Close Reading - Book Group Suggestions
November 1, 2016 3:50 PM   Subscribe

What are your suggestions for books for a close reading book group?

In a close reading group, the members read aloud the text of the book paragraph by paragraph, and pause for the option of discussion after each paragraph. It is a slow and deep process, but can be incredibly powerful. In college, I was part of a group that read psychology classics (Freud, Jung, etc.) in this way. I read Judith Butler's Gender Trouble with a close reading group, and found I finally understood it after a number of failed attempts to read it on my own.

I have a group of friends who are interesting in trying this method, but we are looking for the right book to start with. The group is quite diverse in age, gender, race, and educational background. We are looking for a book with wide life application. What book have you read that you think would work well with this process?
posted by hworth to Education (7 answers total) 6 users marked this as a favorite
 
Pausing to discuss every paragraph sounds excruciating to me (and I was an English major and then a librarian), but I had a great experience in college with discussing Thomas Pynchon's Gravity's Rainbow chapter by chapter with one of the accompanying annotated reference texts.
posted by MsMolly at 4:47 PM on November 1, 2016


Nabokov's Pale Fire.
Perhaps pause and discuss after each entry in the notes?
There is something in it for every reader.
posted by OHenryPacey at 6:23 PM on November 1, 2016 [4 favorites]


Are you looking for non-fiction in particular?

Robert Grudin's Time and the Art of Living is organized in small chunks that would be ideal for a group used to reading one paragraph and discussing that in detail.
posted by No-sword at 6:41 PM on November 1, 2016


If you are looking for something contemporary (published in 2016) rather than classic, I think The Argonauts might lend itself really well to this:
Maggie Nelson’s The Argonauts is a genre-bending memoir, a work of “autotheory” offering fresh, fierce, and timely thinking about desire, identity, and the limitations and possibilities of love and language. At its center is a romance: the story of the author’s relationship with artist Harry Dodge. This story, which includes the author’s account of falling in love with Dodge, who is fluidly gendered, as well as her journey to and through a pregnancy, offers a firsthand account of the complexities and joys of (queer) family-making.

Writing in the spirit of public intellectuals like Susan Sontag and Roland Barthes, Nelson binds her personal experience to a rigorous exploration of what iconic theorists have said about sexuality, gender, and the vexed institutions of marriage and childrearing. Nelson’s insistence on radical individual freedom and the value of caretaking becomes the rallying cry for this thoughtful, unabashed, uncompromising book.
posted by teditrix at 8:01 PM on November 1, 2016 [2 favorites]


The Argonauts is exactly the kind of book I am looking for.

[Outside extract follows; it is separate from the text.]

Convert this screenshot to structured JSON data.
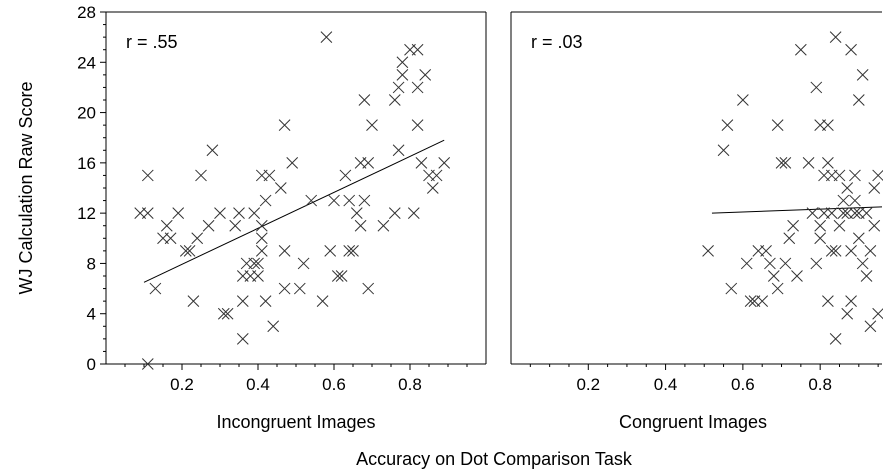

It is the only recent book that I have read that I would use this technique with. (It was my suggestion to the group.) I am looking for more like it that I am not aware of.
posted by hworth at 11:56 AM on November 2, 2016 [1 favorite]


Perhaps Sontag's Regarding the Pain of Others?
posted by reren at 2:50 PM on November 2, 2016 [1 favorite]


Gilles Châtelet's To Live and Think Like Pigs:
Democracy is not deduced from an optimization of preexisting possibilities but emerges through a wager, infinitely more generous and thus infinitely more risky, on the excellence of the multitude’s virtualities and its ability to distribute them. This wager is linked to the principle of the innocence of the exception: no individual, no lobby, no community, no party possesses the privileged vocation to the exercise of power. Thus there is no democracy without the democratic production of an elite! Democracy is ‘worthwhile’ because it leaves open a chance for this anyone-heroism of which, so far, History has tolerated only the first stammerings.